The EUR/USD pair rose during the session on Friday as the US jobs numbers came out less than expected. In fact, the United States added roughly 1/2 of what was anticipated, and as a result the US dollar got sold off during the session. Nonetheless, this market is still one that could be fraught with a lot of problems going ahead.
The 1.30 level has been one that I've been interested in looking at or a potential short position for some time. This area lines up nicely with the 50 day exponential moving averages shown on the chart, and the gap formed a couple of weeks ago. Although that gap has been filled, it still hasn't been broken decisively, and that is somewhat telling at the moment.
Also, you have to remember that the European Union is far from being the place where people want to put their money right now. After all, there is a lot of suspicion about the banking system in Europe now that the situation in Cyprus has calmed down. The fact that the idea of punishing the depositors came out will continue to hinder and the road confidence in the peripheral banks. Adding to that confusion, you have the political situation in Italy which hasn't gotten any better, and quite frankly is probably gotten worse. We still have no governing coalition in that country, and it looks like we are heading back to the elections soon.

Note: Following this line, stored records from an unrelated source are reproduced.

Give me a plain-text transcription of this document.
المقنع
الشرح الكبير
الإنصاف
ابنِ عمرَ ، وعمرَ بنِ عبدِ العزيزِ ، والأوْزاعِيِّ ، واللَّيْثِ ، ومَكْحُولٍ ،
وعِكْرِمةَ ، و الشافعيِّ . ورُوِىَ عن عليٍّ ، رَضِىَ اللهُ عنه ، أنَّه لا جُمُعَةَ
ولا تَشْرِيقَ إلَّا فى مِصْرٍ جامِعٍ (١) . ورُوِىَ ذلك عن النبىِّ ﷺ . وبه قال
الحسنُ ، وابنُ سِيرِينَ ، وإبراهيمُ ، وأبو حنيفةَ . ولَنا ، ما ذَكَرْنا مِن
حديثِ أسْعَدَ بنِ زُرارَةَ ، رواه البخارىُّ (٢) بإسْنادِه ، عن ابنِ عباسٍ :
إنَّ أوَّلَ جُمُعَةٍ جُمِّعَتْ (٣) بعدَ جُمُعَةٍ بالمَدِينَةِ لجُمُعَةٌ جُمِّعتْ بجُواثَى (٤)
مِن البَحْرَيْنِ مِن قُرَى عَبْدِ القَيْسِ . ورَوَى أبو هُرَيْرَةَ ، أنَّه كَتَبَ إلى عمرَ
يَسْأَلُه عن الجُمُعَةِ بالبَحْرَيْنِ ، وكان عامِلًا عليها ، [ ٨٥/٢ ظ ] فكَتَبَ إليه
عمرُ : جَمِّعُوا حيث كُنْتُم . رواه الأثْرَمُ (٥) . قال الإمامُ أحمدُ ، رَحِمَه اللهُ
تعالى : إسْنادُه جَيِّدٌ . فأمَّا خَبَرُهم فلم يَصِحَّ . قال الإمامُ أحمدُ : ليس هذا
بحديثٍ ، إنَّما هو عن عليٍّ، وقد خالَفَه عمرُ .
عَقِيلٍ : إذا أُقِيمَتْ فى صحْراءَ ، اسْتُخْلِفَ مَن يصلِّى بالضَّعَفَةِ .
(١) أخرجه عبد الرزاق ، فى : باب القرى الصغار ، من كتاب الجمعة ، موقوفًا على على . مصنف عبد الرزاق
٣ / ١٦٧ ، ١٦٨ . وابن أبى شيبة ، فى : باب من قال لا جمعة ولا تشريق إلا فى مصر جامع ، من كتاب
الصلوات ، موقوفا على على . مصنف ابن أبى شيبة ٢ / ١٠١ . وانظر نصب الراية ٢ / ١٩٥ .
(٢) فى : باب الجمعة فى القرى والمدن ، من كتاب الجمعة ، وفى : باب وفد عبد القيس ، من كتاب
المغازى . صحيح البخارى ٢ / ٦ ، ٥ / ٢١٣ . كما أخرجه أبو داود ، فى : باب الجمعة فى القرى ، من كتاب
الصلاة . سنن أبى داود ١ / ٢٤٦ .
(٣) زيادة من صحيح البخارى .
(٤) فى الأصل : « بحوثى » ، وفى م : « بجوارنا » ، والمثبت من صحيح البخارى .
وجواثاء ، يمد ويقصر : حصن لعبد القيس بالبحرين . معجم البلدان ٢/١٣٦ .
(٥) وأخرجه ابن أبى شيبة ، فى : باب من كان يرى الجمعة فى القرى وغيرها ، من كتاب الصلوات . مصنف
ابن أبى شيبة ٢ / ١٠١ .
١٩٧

Looking for a resistive candle
I personally think that we are in the area of that one would want to see and expect to see a resistive candle. Because of this, I am not going to hesitate to sell this market somewhere in this general vicinity, as I do believe that this recent pullback has been a bit overdone. However, it has to be stated that the Euro has a long history of being over exuberant and a bit of a perma-bull attitude can always be found. This pair should continue to be choppy to say the least, and of course headlines will continue to throw around like a rag doll.